学生時代にアコースティックギターを買ったのだが、社会人になった時に独身寮生活だったので、周囲への騒音配慮で弾く機会がなかった。

 

その後、無機材質研究所へ留学していた時に、少し弾いていた。しかし、結婚して忙しくなったら、また弾かなくなってしまった。

 

写真会社で50を過ぎたときに倉庫をパーティションで区切っただけの部屋で仕事をするようになって、暇になった。

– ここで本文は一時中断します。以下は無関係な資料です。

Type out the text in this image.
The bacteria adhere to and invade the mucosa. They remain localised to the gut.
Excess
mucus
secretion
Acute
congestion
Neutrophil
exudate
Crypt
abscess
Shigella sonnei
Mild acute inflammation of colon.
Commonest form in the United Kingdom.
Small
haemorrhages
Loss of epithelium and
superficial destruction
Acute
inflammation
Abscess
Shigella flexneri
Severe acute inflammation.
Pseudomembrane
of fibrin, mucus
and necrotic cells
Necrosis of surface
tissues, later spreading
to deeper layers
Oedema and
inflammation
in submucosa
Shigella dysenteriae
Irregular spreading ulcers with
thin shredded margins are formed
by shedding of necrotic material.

そこで、ギターを弾こうとしたら弦高が高くなって演奏性が悪くなっていた。

 

しかし、当時の気持ちとして学生時代の思い出を捨てる勇気もなく、ギターを弾きたい思いだけ残り、ボーとしていたらギブソンES-335を購入してしまった。

 

このあたりの脈絡のない行動は今でも理解できないが、コロナ禍で高校時代の友人たちとメールで語り合ううちに、学生時代に購入したギターを修理してみようという気持ちになった。

 

このような気持ちになった理由は後日書くが、今日は弦高が高くなった原因が、表板の膨らみにあり、それが表板スプルース材のクリープによるもので、これを防ぐことは難しいという話題。

 

前置きが長くなったが、アコギの弦は、演奏後緩めておくべきか、張ったままにしておくべきかの議論について、材料科学の立場から前者が正しいと思われる。

 

昔読んだギターの入門書には、演奏後緩めると弦が切れやすくなり寿命を短くするので緩めない方が良いと書いてあった。しかし、ギター弦の価格とギター本体の価格を考えたら、緩めておくのが正しい。

 

なぜなら、材料に一定応力をかけていると、必ずクリープが起きる。いくら木材のクリープ速度が遅くても、クリープという現象は避けられないので演奏後ギター弦を緩めておかなければ表板はやがて膨れてくる。

 

このような初歩的なことを学生時代には理解していなくて、ギターの入門書に書かれていたことを信じて高価な楽器を扱っていた無知を反省している。

 

もっとも、クリープという現象は、材料の専門家でなければ理解できない。一般教養では「コーヒーにクリープ」が常識なので仕方がないのかも。